UK Court orders the blocking of music download sites
About ten major music record companies of United Kingdom filed a copyright infringement suit against six leading internet service providers (ISP) in the High Court of Chancery Division. The claimants claimed that certain websites had infringed the copyrights act and sought a court order to stop downloading the copyrighted materials of the claimants from the sites of those ISPs. The six ISPs include Virgin Media, British Telecommunications and British Sky Broadcasting to block H33t, Kickass Torrents and Fenopy.
The claimants sought the blocking orders under the provision of Section of 97A clause of Copyright, Designs and Patents Act 1988. According to the clause:-
“The High Court (in Scotland, the Court of Session) shall have power to grant an injunction against a service provider, where that service provider has actual knowledge of another person using their service to infringe copyright.”
- The music companies claim that the user of the websites copy and download a copyrighted content selecting it from a torrent file. The user save that copied files in his computer. If the file contains the copyrighted materials and the user does not have the permission of copying the materials, it is treated as copyright infringement under the section 17 of Copyright, Designs and Patents Act 1988. The claimants produced evidence in support of their arguments.
- The user of the computer will now communicate the downloaded files to the others from his computers. It is the violation of section 20 of copyright act of UK.
British Telecommunication (BT) argued that a BT subscriber, who was a member of Newsbin2, downloaded copyrighted materials from Newsbin2 site using the service of BT. In that case, the user is not using the service of BT, he is using the service of Newsbin2 for the infringement of copyrighted materials.
Justice Arnold of the Chancery Division observed that the incident of copyright has been established. The defendants also did not deny the charge of infringement. He raised four points to decide who were liable for the offence. The clarifications of these points are required to establish jurisdiction under Sec 97A. The questions are:-
- Are the defendant service providers?
- Who have infringed copyright of claimants, users or the operators of the website?

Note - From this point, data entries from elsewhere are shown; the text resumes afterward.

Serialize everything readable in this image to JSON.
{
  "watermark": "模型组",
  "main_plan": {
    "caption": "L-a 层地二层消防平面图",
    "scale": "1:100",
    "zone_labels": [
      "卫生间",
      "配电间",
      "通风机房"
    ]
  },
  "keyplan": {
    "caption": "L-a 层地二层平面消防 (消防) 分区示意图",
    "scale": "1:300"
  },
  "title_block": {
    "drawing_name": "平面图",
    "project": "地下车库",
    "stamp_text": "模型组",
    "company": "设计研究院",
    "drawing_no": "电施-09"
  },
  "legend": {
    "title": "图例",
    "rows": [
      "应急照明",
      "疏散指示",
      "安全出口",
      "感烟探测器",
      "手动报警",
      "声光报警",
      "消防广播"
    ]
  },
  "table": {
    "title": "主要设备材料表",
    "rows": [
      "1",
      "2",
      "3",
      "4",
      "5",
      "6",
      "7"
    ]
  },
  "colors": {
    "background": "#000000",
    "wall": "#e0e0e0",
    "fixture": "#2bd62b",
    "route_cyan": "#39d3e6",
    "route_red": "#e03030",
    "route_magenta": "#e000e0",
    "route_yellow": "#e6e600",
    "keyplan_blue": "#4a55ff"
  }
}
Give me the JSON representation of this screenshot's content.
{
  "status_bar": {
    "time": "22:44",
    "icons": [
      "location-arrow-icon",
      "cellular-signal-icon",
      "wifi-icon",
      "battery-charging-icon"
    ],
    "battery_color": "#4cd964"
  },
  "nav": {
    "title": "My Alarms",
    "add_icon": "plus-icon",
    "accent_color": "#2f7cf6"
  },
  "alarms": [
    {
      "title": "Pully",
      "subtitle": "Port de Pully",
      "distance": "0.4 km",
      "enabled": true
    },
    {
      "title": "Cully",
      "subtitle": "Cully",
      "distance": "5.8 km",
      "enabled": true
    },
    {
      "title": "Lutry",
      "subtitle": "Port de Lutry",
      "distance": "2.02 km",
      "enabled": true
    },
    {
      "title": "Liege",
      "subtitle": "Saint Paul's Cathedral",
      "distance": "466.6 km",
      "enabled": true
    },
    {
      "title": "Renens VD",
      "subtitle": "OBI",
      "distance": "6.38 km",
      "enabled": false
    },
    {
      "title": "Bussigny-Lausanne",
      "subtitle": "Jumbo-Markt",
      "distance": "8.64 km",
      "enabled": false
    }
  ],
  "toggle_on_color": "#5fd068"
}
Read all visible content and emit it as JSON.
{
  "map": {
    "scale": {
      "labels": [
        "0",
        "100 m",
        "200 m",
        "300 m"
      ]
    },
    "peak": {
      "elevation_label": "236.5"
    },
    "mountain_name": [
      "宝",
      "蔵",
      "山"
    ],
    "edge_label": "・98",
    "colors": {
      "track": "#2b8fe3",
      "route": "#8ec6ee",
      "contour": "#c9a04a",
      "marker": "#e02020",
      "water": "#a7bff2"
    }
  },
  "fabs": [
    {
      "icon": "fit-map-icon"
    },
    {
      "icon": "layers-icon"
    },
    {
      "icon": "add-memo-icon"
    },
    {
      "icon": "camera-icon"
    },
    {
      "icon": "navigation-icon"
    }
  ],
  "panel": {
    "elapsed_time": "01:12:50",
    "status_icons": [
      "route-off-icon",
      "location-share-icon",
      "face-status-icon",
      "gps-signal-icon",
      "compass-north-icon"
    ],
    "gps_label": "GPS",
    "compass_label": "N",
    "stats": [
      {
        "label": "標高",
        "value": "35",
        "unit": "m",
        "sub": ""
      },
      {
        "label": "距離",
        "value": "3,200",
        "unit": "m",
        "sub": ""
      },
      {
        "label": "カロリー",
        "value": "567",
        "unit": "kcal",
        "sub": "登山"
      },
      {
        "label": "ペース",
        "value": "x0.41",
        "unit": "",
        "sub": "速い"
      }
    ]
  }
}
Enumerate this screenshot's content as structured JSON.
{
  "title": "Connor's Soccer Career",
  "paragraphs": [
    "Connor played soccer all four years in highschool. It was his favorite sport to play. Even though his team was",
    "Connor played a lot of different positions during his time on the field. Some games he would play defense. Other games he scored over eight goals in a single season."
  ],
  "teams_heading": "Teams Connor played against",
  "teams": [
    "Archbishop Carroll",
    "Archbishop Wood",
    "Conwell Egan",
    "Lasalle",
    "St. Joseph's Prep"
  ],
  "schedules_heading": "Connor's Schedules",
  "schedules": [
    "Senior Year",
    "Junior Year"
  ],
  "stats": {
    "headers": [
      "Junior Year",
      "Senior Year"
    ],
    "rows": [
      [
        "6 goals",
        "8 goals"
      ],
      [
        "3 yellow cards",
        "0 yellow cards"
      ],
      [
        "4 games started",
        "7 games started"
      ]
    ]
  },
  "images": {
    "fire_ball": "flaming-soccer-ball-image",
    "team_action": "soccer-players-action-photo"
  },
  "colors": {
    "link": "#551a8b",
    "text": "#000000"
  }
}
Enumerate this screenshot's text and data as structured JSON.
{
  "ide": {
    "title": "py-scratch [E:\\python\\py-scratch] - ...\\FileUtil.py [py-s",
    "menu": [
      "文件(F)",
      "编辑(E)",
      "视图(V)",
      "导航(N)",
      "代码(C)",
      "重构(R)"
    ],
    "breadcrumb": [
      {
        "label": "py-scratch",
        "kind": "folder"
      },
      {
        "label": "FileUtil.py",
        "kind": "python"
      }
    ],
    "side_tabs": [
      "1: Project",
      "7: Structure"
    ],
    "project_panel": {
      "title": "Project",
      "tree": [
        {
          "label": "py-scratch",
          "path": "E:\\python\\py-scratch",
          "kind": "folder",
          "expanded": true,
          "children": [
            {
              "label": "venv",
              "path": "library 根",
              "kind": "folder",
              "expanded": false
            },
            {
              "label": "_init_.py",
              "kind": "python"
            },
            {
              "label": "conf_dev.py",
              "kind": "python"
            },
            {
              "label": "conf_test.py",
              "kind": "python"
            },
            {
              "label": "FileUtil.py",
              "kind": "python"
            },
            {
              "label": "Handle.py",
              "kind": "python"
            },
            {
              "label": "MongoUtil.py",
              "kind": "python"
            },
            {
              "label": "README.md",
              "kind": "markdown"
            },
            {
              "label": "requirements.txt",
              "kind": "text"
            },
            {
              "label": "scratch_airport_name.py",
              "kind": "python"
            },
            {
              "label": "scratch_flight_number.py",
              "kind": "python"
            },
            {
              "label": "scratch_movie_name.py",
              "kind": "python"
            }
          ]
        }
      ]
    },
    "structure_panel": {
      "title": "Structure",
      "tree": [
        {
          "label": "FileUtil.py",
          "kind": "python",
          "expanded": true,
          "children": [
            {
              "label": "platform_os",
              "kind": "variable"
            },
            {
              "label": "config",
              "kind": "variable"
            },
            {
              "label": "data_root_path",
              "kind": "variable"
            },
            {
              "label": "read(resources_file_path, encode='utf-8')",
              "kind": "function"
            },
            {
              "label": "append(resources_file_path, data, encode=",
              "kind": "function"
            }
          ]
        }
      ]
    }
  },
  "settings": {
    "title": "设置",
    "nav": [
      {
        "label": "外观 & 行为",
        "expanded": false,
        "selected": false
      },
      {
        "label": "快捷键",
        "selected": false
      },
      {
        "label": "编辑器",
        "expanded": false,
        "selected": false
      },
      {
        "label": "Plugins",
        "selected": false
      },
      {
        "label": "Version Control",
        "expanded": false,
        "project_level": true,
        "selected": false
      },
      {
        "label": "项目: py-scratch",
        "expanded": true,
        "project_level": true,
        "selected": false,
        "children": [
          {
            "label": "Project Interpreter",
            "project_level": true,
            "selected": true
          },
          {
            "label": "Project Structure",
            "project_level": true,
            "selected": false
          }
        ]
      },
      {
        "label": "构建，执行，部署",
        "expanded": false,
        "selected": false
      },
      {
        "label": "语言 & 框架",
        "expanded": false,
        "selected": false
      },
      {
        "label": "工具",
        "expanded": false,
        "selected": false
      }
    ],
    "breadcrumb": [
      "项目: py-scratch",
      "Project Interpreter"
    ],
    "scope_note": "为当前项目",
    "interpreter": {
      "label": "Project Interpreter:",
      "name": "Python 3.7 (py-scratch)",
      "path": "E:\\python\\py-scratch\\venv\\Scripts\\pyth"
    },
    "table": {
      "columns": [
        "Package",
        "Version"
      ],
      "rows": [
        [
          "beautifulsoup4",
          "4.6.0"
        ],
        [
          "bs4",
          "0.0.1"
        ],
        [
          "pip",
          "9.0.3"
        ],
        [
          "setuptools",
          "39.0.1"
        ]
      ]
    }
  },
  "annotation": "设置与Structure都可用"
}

- Do the users and operators of the websites use the defendants’ service to infringe the claimants’ websites?
- Did the defendants have commercially gained by copyright violation using their services?
Justice Arnold said that the defendants were service provider had been settled in a previous case “ Dramatico v. Sky (No. 2)” .
He also said that the entire purpose of the websites were to attract users providing them the free copying and making available the contents that were interested in otherwise pay money for it. The websites earned handsome revenue from the advertising in the page. Therefore, the service could not avoid their responsibilities blaming on others. He also said that defendants knew that used their websites for copyright infringement.
Considering the above facts, Justice Arnold agreed wholeheartedly with the arguments of the claimants and gave the ruling in favor of the claimants.